# OVERVIEW

In this assignment, you will perform a supervised text regression task. The data for the task will consist of student essays from The William and Flora Hewlett Foundation. The dataset was created to assist in the design of solutions for automated grading of student-written essays. You will use a subset of this dataset and predict the scores of the essays. You may not use external data to make predictions. 

You will be provided with `training_set_rel.tsv` which contain the text of the essay and the score of each essay.



# PART 1: SETUP

### Q0: Run the following code! 
    
For reproducibility purposes, you will set the random seeds for NumPy and TensorFlow as 1234.  This way, all random steps will produce the same answers.


In [None]:
from numpy.random import seed

import tensorflow as tf

seed(1234)

tf.random.set_seed(seed = 1234)


### Q1: Load the data

We will use data from the [automated essay scoring task](https://www.kaggle.com/c/asap-aes) on Kaggle.

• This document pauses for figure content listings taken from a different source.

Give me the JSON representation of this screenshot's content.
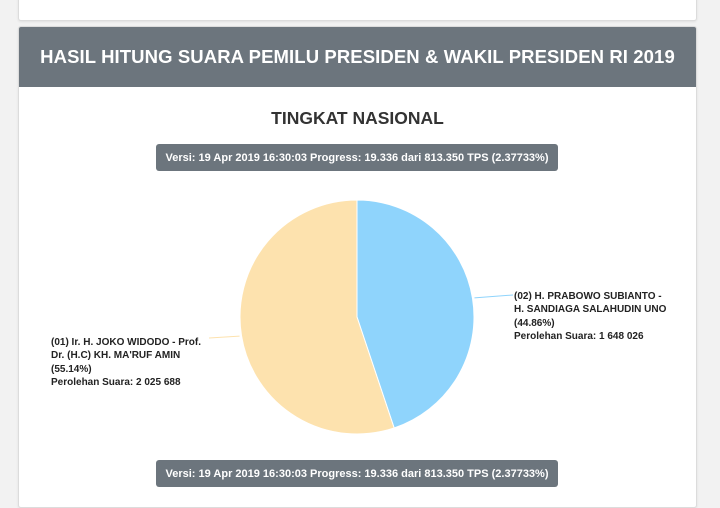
{
  "header": {
    "title": "HASIL HITUNG SUARA PEMILU PRESIDEN & WAKIL PRESIDEN RI 2019"
  },
  "level_title": "TINGKAT NASIONAL",
  "version_text": "Versi: 19 Apr 2019 16:30:03 Progress: 19.336 dari 813.350 TPS (2.37733%)",
  "colors": {
    "header_bg": "#6c757d",
    "slice_02": "#8fd4fc",
    "slice_01": "#fde2ae"
  },
  "chart_data": {
    "type": "pie",
    "title": "",
    "series": [
      {
        "name": "(02) H. PRABOWO SUBIANTO - H. SANDIAGA SALAHUDIN UNO",
        "percent_label": "(44.86%)",
        "votes_label": "Perolehan Suara: 1 648 026",
        "value": 1648026,
        "percent": 44.86,
        "color": "#8fd4fc"
      },
      {
        "name": "(01) Ir. H. JOKO WIDODO - Prof. Dr. (H.C) KH. MA'RUF AMIN",
        "percent_label": "(55.14%)",
        "votes_label": "Perolehan Suara: 2 025 688",
        "value": 2025688,
        "percent": 55.14,
        "color": "#fde2ae"
      }
    ]
  }
}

We will only use the training data, which we have provided for you -- you don't need to download anything from Kaggle.

Access the file `training_set_rel.tsv` as provided.  

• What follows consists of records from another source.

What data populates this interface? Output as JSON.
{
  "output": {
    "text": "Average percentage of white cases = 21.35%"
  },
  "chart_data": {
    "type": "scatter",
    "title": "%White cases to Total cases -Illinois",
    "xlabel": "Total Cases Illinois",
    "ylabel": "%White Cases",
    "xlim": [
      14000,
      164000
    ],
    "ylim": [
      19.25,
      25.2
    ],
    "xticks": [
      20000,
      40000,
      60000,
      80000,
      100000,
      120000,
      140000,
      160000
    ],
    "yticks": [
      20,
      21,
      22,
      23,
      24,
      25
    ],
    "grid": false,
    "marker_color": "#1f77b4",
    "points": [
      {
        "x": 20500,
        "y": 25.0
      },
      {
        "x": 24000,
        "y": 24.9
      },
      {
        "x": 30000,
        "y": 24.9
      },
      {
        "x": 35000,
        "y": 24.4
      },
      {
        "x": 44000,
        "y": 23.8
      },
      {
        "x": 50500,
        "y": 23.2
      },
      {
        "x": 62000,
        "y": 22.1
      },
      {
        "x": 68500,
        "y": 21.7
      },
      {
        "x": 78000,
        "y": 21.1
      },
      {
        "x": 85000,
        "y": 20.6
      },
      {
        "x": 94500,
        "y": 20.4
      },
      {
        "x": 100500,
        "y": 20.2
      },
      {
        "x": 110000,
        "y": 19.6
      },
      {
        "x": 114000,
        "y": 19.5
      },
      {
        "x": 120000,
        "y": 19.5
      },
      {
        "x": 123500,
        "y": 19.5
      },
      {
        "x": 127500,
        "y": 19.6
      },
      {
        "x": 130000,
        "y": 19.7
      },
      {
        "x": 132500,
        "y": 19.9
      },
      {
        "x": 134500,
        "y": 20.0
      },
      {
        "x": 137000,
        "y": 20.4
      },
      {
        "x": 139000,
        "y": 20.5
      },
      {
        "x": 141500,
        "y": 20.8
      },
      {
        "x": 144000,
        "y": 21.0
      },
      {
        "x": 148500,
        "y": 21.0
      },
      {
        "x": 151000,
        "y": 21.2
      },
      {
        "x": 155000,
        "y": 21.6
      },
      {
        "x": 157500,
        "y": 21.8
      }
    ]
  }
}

Use the pandas function `read_csv`, with the parameter `sep=\t` because this is a tab-separated value file (tsv) and `encoding=latin`. 

The columns are described on the [Kaggle site](https://www.kaggle.com/competitions/asap-aes/data)

We will use three columns: `essay`, `essay_set`, and `domain1_score`.

Create a new dataframe with only these three columns, and rename `domain1_score` to just `score`.

Display this dataframe.

## Graded Cell

This cell is worth 5% of the grade for this assignment.

In [None]:
import os
import pandas as pd
import re


### Q2: Select the data from a single essay set

There are 8 totally unrelated essay sets in this data.

Filter the data frame so we are only considering essay_set = 7

## Graded Cell

This cell is worth 5% of the grade for this assignment.

In [None]:
# select the essay set we are interested in


### Q3: Plot the distribution of scores

Create a plot of a histogram of the scores in the training set.  Comment on what you see.  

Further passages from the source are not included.